Authorities in Dubai need to address problem of high property service charges, consultants warn such charges that are imposed by developers are a major talking point and need to be addressed by the Real Estate Regulatory Authority (RERA) to help confidence in the market, according to a report from international consultants CB Richard Ellis.
Its MarketView report for the first quarter of 2010 says that service charges across freehold locations remain a concern for both current and would-be investors. ‘Falling lease rates have served to accentuate excessive service charge rates set by developers during the peak,’ said Mat Green, associate director of research and consultancy at CB Richard Ellis.
‘It is something that will need the proper attention of the Real Estate Regulatory Agency to help further transparency and in order to stimulate and encourage greater investment activity moving forward,’ he added.
The report also says that Dubai’s residential leasing market saw rates slip only marginally. However, apartment rents on average were still about 23% down on levels in the first quarter of 2009, the report added. While villa rents also fell, they have only dropped by 13% year on year.
Dubai’s real estate outlook had been buoyed by the government’s recent announcement of the Dubai World debt restructuring, specifically the news that developer Nakheel would receive substantial funds to help it restart building work on projects, the report also says.

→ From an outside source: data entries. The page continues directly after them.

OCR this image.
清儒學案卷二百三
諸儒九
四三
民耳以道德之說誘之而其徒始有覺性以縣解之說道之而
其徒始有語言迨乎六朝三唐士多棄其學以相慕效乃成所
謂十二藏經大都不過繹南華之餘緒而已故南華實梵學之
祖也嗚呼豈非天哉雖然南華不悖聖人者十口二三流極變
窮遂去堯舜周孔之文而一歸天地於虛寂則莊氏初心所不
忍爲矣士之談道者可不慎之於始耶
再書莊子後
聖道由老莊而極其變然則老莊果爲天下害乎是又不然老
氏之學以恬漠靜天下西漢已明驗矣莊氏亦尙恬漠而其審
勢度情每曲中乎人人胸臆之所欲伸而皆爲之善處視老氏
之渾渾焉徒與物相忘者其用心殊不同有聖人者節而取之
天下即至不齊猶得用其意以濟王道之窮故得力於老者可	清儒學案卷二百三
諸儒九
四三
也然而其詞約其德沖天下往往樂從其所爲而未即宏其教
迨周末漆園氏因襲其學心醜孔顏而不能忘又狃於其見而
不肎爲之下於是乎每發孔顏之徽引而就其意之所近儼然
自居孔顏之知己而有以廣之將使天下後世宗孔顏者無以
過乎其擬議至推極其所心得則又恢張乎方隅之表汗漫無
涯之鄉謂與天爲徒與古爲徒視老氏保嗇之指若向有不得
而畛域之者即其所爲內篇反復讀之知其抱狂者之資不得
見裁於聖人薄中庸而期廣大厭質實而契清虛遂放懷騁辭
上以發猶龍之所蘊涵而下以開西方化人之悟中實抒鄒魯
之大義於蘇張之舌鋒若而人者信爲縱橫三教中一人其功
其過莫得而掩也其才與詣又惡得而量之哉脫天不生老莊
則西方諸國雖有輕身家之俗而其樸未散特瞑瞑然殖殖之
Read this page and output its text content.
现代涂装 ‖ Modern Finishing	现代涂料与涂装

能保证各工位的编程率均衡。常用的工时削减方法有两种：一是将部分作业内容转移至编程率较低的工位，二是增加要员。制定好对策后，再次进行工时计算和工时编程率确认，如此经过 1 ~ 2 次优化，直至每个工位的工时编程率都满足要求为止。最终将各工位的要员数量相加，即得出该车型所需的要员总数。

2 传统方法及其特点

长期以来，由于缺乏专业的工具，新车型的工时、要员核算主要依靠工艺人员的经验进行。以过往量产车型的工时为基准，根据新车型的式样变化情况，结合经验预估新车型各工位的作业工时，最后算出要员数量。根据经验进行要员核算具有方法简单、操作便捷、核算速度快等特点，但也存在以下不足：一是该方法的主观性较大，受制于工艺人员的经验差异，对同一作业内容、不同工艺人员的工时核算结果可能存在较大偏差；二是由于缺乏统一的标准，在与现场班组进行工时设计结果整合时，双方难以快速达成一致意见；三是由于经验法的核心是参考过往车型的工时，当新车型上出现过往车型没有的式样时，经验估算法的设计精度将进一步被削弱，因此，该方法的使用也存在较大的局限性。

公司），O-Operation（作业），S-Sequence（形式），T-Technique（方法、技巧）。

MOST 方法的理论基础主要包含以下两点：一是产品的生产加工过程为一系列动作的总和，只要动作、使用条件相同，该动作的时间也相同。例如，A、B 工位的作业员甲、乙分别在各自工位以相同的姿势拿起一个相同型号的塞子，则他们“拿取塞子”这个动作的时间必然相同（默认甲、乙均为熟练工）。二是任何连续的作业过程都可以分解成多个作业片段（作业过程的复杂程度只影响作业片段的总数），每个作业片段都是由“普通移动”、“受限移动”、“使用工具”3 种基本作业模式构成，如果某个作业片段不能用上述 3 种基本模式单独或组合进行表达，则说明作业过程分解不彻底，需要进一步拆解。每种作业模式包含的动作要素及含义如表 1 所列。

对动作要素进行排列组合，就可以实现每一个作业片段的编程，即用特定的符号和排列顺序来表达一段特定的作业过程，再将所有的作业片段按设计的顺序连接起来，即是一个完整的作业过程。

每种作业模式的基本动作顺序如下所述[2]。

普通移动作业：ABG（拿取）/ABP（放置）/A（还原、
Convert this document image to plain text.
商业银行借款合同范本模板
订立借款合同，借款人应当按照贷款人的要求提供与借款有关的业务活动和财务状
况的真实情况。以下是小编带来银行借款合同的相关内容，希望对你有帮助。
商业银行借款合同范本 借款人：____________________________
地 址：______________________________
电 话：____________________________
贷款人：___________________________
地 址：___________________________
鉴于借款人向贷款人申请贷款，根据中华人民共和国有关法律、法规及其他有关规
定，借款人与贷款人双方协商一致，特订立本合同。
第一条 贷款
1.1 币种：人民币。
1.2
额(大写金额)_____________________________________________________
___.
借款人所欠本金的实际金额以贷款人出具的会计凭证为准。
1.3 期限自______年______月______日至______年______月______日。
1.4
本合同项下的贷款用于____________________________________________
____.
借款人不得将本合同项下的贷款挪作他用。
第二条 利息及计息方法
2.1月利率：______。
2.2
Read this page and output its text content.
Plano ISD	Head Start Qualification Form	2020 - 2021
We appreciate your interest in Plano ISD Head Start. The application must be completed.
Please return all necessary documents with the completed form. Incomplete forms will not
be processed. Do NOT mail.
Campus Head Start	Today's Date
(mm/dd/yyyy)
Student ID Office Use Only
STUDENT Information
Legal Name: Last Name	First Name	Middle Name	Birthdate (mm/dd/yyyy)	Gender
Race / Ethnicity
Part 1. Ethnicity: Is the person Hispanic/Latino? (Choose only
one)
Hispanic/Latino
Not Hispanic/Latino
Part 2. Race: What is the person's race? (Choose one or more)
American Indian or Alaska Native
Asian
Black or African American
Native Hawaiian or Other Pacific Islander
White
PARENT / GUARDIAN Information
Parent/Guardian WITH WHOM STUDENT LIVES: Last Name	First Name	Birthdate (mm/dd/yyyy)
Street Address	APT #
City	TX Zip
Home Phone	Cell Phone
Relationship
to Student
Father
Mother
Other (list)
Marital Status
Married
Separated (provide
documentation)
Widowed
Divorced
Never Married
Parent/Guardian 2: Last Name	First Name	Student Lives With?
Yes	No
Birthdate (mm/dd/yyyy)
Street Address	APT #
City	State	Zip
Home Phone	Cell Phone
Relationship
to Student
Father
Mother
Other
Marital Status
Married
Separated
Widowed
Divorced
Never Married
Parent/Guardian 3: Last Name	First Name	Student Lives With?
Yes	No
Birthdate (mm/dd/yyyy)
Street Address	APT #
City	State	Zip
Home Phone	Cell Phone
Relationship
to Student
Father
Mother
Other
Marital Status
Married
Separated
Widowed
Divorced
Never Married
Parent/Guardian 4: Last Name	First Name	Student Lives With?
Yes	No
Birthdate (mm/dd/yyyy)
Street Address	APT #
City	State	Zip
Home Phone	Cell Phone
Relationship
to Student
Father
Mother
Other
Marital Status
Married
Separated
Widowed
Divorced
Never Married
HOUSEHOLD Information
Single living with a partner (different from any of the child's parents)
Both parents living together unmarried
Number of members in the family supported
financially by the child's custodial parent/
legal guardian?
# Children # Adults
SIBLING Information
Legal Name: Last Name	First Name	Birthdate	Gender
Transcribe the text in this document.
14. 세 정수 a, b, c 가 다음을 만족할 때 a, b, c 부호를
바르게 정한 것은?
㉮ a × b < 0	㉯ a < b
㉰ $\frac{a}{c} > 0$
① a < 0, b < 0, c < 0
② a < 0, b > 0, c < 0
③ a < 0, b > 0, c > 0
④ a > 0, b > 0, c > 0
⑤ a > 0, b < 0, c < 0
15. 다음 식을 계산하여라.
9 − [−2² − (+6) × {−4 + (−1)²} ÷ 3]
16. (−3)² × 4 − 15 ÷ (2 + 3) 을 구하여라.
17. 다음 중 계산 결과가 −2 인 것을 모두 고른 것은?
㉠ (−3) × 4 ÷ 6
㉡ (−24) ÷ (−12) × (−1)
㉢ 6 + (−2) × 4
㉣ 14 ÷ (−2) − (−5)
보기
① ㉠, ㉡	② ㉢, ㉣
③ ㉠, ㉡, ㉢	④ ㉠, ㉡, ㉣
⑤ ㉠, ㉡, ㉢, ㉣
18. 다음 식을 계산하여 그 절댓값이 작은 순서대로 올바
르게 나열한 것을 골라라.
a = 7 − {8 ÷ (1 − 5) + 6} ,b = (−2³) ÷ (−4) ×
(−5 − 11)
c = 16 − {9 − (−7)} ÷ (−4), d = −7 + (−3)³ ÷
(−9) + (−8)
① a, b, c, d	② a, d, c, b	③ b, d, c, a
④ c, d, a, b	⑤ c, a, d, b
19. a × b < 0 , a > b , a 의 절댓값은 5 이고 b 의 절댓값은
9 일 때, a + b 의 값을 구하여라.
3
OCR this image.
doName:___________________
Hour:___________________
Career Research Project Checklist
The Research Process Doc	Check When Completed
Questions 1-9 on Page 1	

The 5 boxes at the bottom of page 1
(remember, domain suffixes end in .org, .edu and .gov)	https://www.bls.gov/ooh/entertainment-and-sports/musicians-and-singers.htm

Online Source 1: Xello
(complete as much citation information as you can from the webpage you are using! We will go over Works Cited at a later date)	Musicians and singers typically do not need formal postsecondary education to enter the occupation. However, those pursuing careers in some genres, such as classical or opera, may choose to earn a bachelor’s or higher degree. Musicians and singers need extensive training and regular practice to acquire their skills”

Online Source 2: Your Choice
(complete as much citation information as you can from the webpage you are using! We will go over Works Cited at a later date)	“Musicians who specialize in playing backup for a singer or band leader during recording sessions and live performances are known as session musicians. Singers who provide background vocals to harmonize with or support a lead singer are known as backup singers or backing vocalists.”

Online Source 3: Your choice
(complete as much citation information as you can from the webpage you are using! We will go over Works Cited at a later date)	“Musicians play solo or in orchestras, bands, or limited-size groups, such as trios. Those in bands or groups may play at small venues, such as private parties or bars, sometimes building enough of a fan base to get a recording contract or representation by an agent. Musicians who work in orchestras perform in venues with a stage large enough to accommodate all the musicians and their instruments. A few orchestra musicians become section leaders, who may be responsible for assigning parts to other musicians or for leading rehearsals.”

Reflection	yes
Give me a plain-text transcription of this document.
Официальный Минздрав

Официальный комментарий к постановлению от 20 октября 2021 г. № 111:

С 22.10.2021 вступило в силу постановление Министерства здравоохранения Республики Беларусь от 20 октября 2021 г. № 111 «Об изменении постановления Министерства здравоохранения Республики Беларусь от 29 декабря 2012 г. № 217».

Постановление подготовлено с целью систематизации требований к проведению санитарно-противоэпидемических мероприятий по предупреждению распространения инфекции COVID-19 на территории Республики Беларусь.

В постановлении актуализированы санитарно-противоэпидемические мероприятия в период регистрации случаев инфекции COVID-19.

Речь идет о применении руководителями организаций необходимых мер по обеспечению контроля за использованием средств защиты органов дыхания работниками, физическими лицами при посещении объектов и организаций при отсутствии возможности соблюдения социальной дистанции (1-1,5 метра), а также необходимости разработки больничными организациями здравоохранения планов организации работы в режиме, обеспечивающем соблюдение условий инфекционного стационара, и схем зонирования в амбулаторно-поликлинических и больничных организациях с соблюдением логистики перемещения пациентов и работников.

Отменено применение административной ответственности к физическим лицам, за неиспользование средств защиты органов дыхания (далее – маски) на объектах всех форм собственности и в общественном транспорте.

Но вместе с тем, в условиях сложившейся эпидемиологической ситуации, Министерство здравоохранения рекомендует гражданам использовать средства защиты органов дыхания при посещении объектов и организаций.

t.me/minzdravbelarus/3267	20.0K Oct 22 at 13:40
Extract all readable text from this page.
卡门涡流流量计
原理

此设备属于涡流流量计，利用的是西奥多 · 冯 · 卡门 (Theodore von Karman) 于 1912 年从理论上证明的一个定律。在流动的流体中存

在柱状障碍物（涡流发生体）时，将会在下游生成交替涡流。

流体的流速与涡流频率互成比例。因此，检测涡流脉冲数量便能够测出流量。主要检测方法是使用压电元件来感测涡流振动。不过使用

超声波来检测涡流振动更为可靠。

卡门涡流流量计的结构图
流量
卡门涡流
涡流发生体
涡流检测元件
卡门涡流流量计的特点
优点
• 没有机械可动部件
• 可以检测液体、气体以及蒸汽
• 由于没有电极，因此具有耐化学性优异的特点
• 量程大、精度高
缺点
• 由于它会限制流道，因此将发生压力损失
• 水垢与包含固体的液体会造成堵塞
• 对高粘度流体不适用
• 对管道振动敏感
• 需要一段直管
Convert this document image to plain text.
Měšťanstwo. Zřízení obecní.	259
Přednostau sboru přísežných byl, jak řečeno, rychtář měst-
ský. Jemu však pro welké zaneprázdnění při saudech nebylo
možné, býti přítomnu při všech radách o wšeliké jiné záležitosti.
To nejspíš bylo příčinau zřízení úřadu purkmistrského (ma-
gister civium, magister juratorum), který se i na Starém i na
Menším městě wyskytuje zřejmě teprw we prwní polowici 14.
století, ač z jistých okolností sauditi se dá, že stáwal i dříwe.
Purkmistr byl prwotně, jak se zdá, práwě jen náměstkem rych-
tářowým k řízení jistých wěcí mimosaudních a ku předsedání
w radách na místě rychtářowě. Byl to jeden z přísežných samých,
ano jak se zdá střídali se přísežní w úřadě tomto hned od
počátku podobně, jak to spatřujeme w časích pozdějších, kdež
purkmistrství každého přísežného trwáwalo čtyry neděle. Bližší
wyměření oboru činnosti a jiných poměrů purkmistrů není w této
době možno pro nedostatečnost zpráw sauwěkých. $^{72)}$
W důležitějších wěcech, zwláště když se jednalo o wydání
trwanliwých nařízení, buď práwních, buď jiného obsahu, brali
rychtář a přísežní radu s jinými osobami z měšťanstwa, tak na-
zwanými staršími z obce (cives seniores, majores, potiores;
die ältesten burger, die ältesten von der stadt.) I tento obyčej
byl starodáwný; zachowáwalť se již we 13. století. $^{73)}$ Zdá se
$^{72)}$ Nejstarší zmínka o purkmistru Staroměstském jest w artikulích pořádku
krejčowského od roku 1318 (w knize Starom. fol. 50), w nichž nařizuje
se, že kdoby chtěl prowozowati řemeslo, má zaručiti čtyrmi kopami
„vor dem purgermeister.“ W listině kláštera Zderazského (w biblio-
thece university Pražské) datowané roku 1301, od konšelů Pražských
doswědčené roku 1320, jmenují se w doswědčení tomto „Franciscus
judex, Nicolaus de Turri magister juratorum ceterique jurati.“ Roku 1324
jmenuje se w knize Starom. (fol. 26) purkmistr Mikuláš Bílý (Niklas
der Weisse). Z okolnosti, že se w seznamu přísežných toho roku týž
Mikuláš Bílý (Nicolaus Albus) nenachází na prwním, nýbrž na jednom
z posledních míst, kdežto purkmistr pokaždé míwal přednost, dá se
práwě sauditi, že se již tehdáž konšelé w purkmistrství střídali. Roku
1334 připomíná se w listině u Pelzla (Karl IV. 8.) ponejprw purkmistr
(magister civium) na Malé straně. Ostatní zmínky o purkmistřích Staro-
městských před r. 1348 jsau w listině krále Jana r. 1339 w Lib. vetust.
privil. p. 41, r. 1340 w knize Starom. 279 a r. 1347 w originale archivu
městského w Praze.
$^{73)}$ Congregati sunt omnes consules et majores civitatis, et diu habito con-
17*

But it added that ‘a number of major obstacles remain before any real recovery can be expected’. Its latest report on Abu Dhabi shows that apartment rents fell between 5 and 10% while villa rents were down 8 to 15% in the first quarter of the year. It predicts further rent falls for the emirate.
‘Short-term softening of rents for both offices and residential units seems inescapable, with past rates artificially fuelled by product scarcity and robust economic growth,’ the report says, adding that a return to rental growth could be seen later in 2010 and into 2011.